Mercanteinfiera has deliberately adopted a miscellaneous format which has always proved successful in drawing an appreciative audience with its multiplicity of offers for all budgets.
This year, this eclectic showcase of art has been enriched by two collateral events that will give the exhibition an exciting vitality. The first is "Circulating through time: strolling through design, furniture and daily life", a fascinating journey organized by Berni Studio- Interior Design of Parma that, in four different living-room settings narrating the tastes and customs of Italians through half a century of history: from the living rooms of the Sixties, when the family would get together for Sunday lunch, up to our days, without neglecting the habits of the '70s (with wallpaper and the typical brightly-coloured velvet sofas) and the '80s (when design and the quest for elegance became the only priorities to follow).

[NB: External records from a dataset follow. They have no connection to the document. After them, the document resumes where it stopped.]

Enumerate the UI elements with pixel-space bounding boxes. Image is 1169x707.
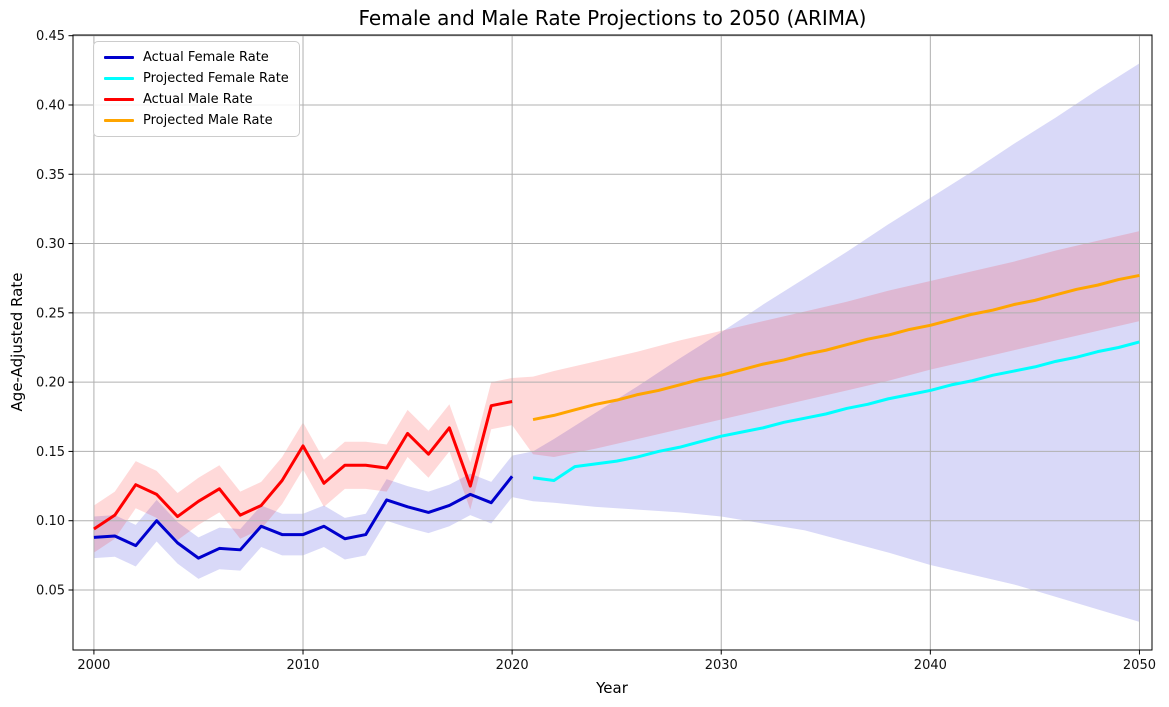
x-tick-label-2010: 2010 [286, 658, 319, 673]
x-tick-label-2030: 2030 [705, 658, 738, 673]
y-tick-label-0.05: 0.05 [36, 583, 65, 598]
y-tick-label-0.35: 0.35 [36, 168, 65, 183]
projected-male-ci-band [512, 231, 1140, 457]
legend: Actual Female Rate Projected Female Rate A… [93, 41, 300, 137]
actual-male-rate-line [93, 400, 513, 531]
legend-label-projected-male-rate: Projected Male Rate [143, 113, 273, 128]
projected-female-rate-swatch-line [104, 77, 134, 80]
projected-female-ci-band [512, 63, 1140, 622]
projected-male-rate-line [532, 273, 1140, 422]
legend-item-actual-male-rate: Actual Male Rate [104, 91, 289, 108]
x-tick-label-2020: 2020 [496, 658, 529, 673]
legend-item-actual-female-rate: Actual Female Rate [104, 49, 289, 66]
plot-border [72, 34, 1153, 651]
y-tick-label-0.25: 0.25 [36, 306, 65, 321]
actual-male-rate-swatch-line [104, 98, 134, 101]
legend-label-projected-female-rate: Projected Female Rate [143, 71, 289, 86]
projected-male-rate-swatch-line [104, 119, 134, 122]
y-tick-label-0.10: 0.10 [36, 514, 65, 529]
legend-label-actual-male-rate: Actual Male Rate [143, 92, 253, 107]
x-tick-label-2050: 2050 [1123, 658, 1156, 673]
x-tick-label-2040: 2040 [914, 658, 947, 673]
y-tick-label-0.15: 0.15 [36, 445, 65, 460]
y-tick-label-0.30: 0.30 [36, 237, 65, 252]
y-tick-label-0.45: 0.45 [36, 29, 65, 44]
chart-title: Female and Male Rate Projections to 2050… [358, 6, 867, 30]
x-tick-label-2000: 2000 [77, 658, 110, 673]
legend-label-actual-female-rate: Actual Female Rate [143, 50, 269, 65]
legend-item-projected-female-rate: Projected Female Rate [104, 70, 289, 87]
y-tick-label-0.40: 0.40 [36, 98, 65, 113]
y-tick-label-0.20: 0.20 [36, 376, 65, 391]
legend-item-projected-male-rate: Projected Male Rate [104, 112, 289, 129]
actual-female-rate-line [93, 475, 514, 560]
x-axis-label: Year [596, 679, 628, 697]
actual-female-rate-swatch-line [104, 56, 134, 59]
projected-female-rate-line [532, 340, 1140, 483]
y-axis-label: Age-Adjusted Rate [8, 272, 26, 412]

The second side event is "Ink battles. War: between advertising and propaganda through the filter of printed material", a project created to mark the centenary of the First World War. "The exhibition brings together about one hundred images from the Historical Advertising Archive in Como by Paola Mazza, prestigious first editions and original illustrations by great communicators of the time such as Beltrame, Codognato, and Dudovich, as well as artifacts, photographs, and documents from different private collections". The idea is "conveying the impact of the conflict both through communication accentuated by propaganda and advertising, and through the realistic and devastating images provided by the first photo reportages."